(Repeating Friday item, no change to text)
* Fitch cuts Italy's sovereign rating to 'BBB' from 'BBB+'
* Move could increase market pressure on Italy's debt
* Fitch says government is weak, political risk rising
* Cites high debt, bank woes, backloading fiscal consolidation
By Gavin Jones
ROME, April 21 (Reuters) - Ratings agency Fitch downgraded Italy's sovereign debt on Friday, citing the country's sluggish economic growth, fiscal slippage, weak government, banking problems and political risk ahead of elections due in 2018.
Fitch cut Italy's sovereign credit rating to 'BBB' from 'BBB+', a move that could put further pressure on its borrowing costs which have already been rising in recent months. The outlook for the rating is now stable, it said.
The agency had put the euro zone's third largest economy on watch in October with a negative outlook ahead of a referendum on constitutional reforms intended to streamline lawmaking which was lost by former Prime Minister Matteo Renzi.
Renzi then resigned to make way for what Fitch described as "a weakened interim government," led by his former foreign minister Paolo Gentiloni.
"Italy's persistent track record of fiscal slippage, backloading of consolidation, weak economic growth and resulting failure to bring down the very high level of general government debt has left it more exposed to potential adverse shocks," Fitch said.
"This is compounded by an increase in political risk and ongoing weakness in the banking sector, which has required planned public intervention in three banks since December," it added.
Italy's public debt hit a record last year at almost 133 percent of gross domestic product (GDP) - the highest ratio in the 19-nation euro zone after Greece.
Italy, which has the most sluggish growth in the euro zone and an unstable political outlook, has repeatedly backslid on promised deficit cuts.
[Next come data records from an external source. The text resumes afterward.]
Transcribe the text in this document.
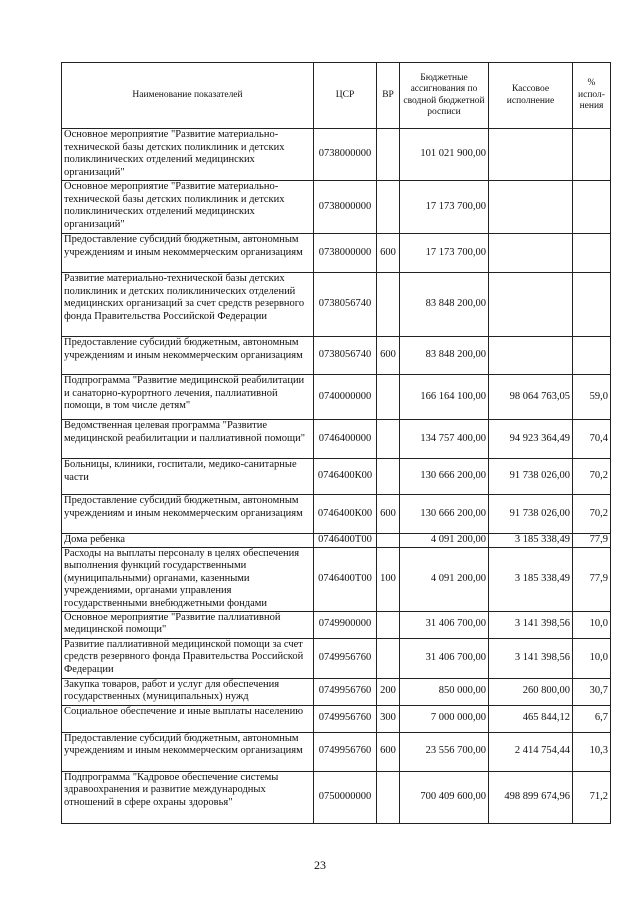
Наименование показателей	ЦСР	ВР	Бюджетные ассигнования по сводной бюджетной росписи	Кассовое исполнение	% испол-нения
Основное мероприятие "Развитие материально-технической базы детских поликлиник и детских поликлинических отделений медицинских организаций"	0738000000		101 021 900,00		
Основное мероприятие "Развитие материально-технической базы детских поликлиник и детских поликлинических отделений медицинских организаций"	0738000000		17 173 700,00		
Предоставление субсидий бюджетным, автономным учреждениям и иным некоммерческим организациям	0738000000	600	17 173 700,00		
Развитие материально-технической базы детских поликлиник и детских поликлинических отделений медицинских организаций за счет средств резервного фонда Правительства Российской Федерации	0738056740		83 848 200,00		
Предоставление субсидий бюджетным, автономным учреждениям и иным некоммерческим организациям	0738056740	600	83 848 200,00		
Подпрограмма "Развитие медицинской реабилитации и санаторно-курортного лечения, паллиативной помощи, в том числе детям"	0740000000		166 164 100,00	98 064 763,05	59,0
Ведомственная целевая программа "Развитие медицинской реабилитации и паллиативной помощи"	0746400000		134 757 400,00	94 923 364,49	70,4
Больницы, клиники, госпитали, медико-санитарные части	0746400К00		130 666 200,00	91 738 026,00	70,2
Предоставление субсидий бюджетным, автономным учреждениям и иным некоммерческим организациям	0746400К00	600	130 666 200,00	91 738 026,00	70,2
Дома ребенка	0746400Т00		4 091 200,00	3 185 338,49	77,9
Расходы на выплаты персоналу в целях обеспечения выполнения функций государственными (муниципальными) органами, казенными учреждениями, органами управления государственными внебюджетными фондами	0746400Т00	100	4 091 200,00	3 185 338,49	77,9
Основное мероприятие "Развитие паллиативной медицинской помощи"	0749900000		31 406 700,00	3 141 398,56	10,0
Развитие паллиативной медицинской помощи за счет средств резервного фонда Правительства Российской Федерации	0749956760		31 406 700,00	3 141 398,56	10,0
Закупка товаров, работ и услуг для обеспечения государственных (муниципальных) нужд	0749956760	200	850 000,00	260 800,00	30,7
Социальное обеспечение и иные выплаты населению	0749956760	300	7 000 000,00	465 844,12	6,7
Предоставление субсидий бюджетным, автономным учреждениям и иным некоммерческим организациям	0749956760	600	23 556 700,00	2 414 754,44	10,3
Подпрограмма "Кадровое обеспечение системы здравоохранения и развитие международных отношений в сфере охраны здоровья"	0750000000		700 409 600,00	498 899 674,96	71,2
23
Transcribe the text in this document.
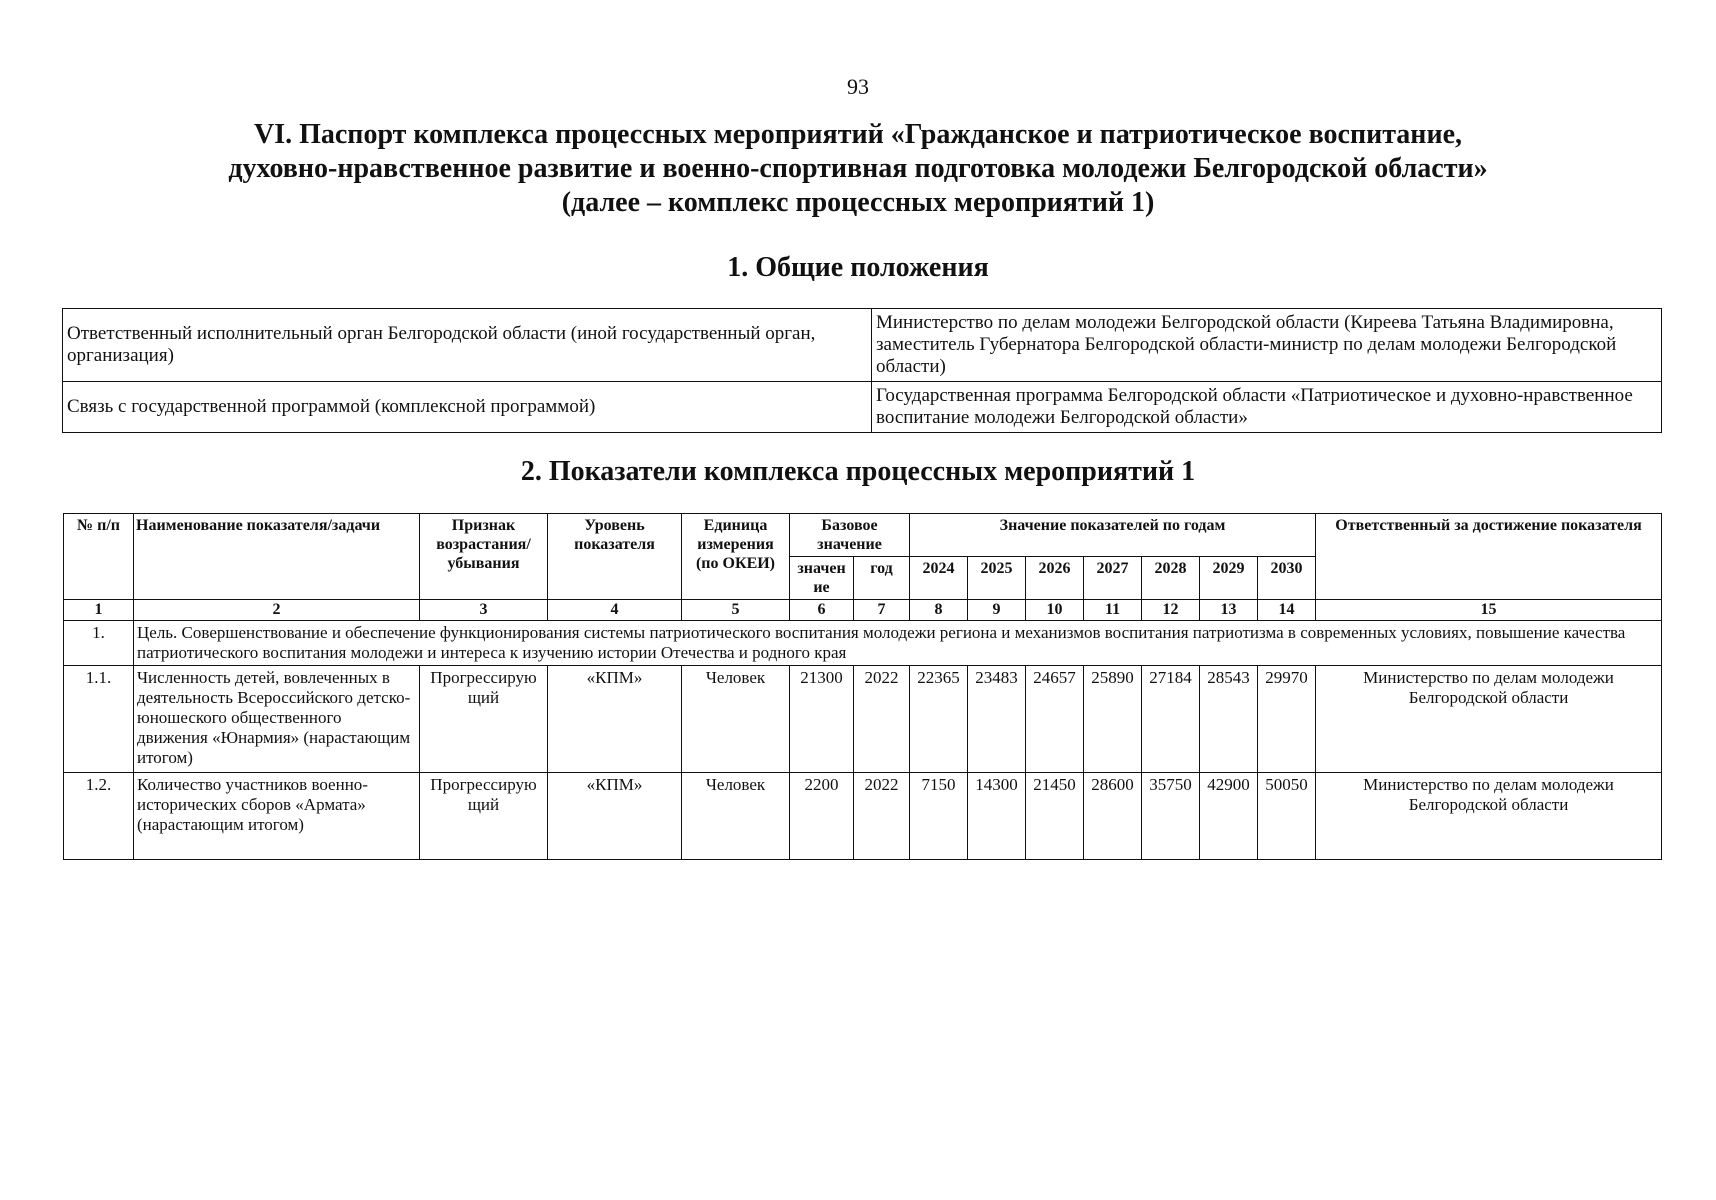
93
VI. Паспорт комплекса процессных мероприятий «Гражданское и патриотическое воспитание,
духовно-нравственное развитие и военно-спортивная подготовка молодежи Белгородской области»
(далее – комплекс процессных мероприятий 1)
1. Общие положения
Ответственный исполнительный орган Белгородской области (иной государственный орган, организация)	Министерство по делам молодежи Белгородской области (Киреева Татьяна Владимировна, заместитель Губернатора Белгородской области-министр по делам молодежи Белгородской области)
Связь с государственной программой (комплексной программой)	Государственная программа Белгородской области «Патриотическое и духовно-нравственное воспитание молодежи Белгородской области»
2. Показатели комплекса процессных мероприятий 1
№ п/п	Наименование показателя/задачи	Признак возрастания/ убывания	Уровень показателя	Единица измерения (по ОКЕИ)	Базовое значение		Значение показателей по годам							Ответственный за достижение показателя
					значен ие	год	2024	2025	2026	2027	2028	2029	2030	
1	2	3	4	5	6	7	8	9	10	11	12	13	14	15
1.	Цель. Совершенствование и обеспечение функционирования системы патриотического воспитания молодежи региона и механизмов воспитания патриотизма в современных условиях, повышение качества патриотического воспитания молодежи и интереса к изучению истории Отечества и родного края													
1.1.	Численность детей, вовлеченных в деятельность Всероссийского детско-юношеского общественного движения «Юнармия» (нарастающим итогом)	Прогрессирую щий	«КПМ»	Человек	21300	2022	22365	23483	24657	25890	27184	28543	29970	Министерство по делам молодежи Белгородской области
1.2.	Количество участников военно-исторических сборов «Армата» (нарастающим итогом)	Прогрессирую щий	«КПМ»	Человек	2200	2022	7150	14300	21450	28600	35750	42900	50050	Министерство по делам молодежи Белгородской области
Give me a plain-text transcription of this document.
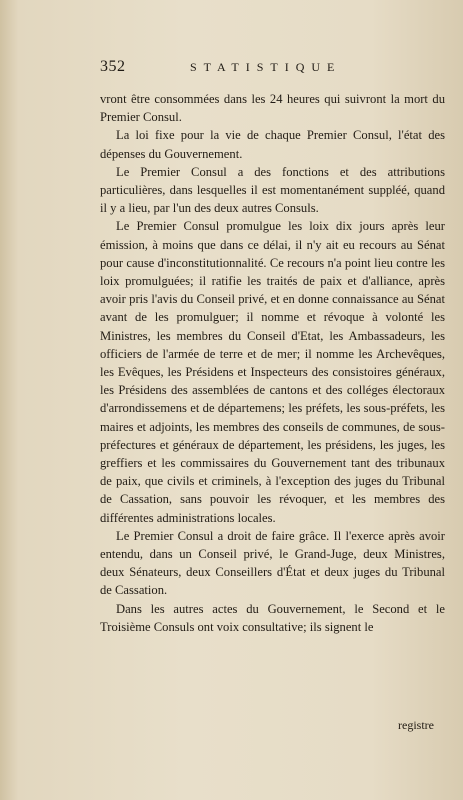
352	STATISTIQUE

vront être consommées dans les 24 heures qui suivront la mort du Premier Consul.

La loi fixe pour la vie de chaque Premier Consul, l'état des dépenses du Gouvernement.

Le Premier Consul a des fonctions et des attributions particulières, dans lesquelles il est momentanément suppléé, quand il y a lieu, par l'un des deux autres Consuls.

Le Premier Consul promulgue les loix dix jours après leur émission, à moins que dans ce délai, il n'y ait eu recours au Sénat pour cause d'inconstitutionnalité. Ce recours n'a point lieu contre les loix promulguées; il ratifie les traités de paix et d'alliance, après avoir pris l'avis du Conseil privé, et en donne connaissance au Sénat avant de les promulguer; il nomme et révoque à volonté les Ministres, les membres du Conseil d'Etat, les Ambassadeurs, les officiers de l'armée de terre et de mer; il nomme les Archevêques, les Evêques, les Présidens et Inspecteurs des consistoires généraux, les Présidens des assemblées de cantons et des colléges électoraux d'arrondissemens et de départemens; les préfets, les sous-préfets, les maires et adjoints, les membres des conseils de communes, de sous-préfectures et généraux de département, les présidens, les juges, les greffiers et les commissaires du Gouvernement tant des tribunaux de paix, que civils et criminels, à l'exception des juges du Tribunal de Cassation, sans pouvoir les révoquer, et les membres des différentes administrations locales.

Le Premier Consul a droit de faire grâce. Il l'exerce après avoir entendu, dans un Conseil privé, le Grand-Juge, deux Ministres, deux Sénateurs, deux Conseillers d'État et deux juges du Tribunal de Cassation.

Dans les autres actes du Gouvernement, le Second et le Troisième Consuls ont voix consultative; ils signent le

registre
The result is that markets have become increasingly leery of its government bonds.
The spread between Italian benchmark bond yields and their safer German equivalent has widened to more than two percentage points from one percentage point a year ago, and that rise would have been far steeper without the support of the European Central Bank.
Fitch noted that Italy's debt last year totalled 11.2 percent of GDP higher than the target Rome had set in 2013.
BANK WOES
The ratings agency forecast Italy's economy will grow by 0.9 percent in 2017, the same pace as last year, and by 1.0 percent in 2018, which would still leave inflation-adjusted GDP more than 5 percent below the 2007 level.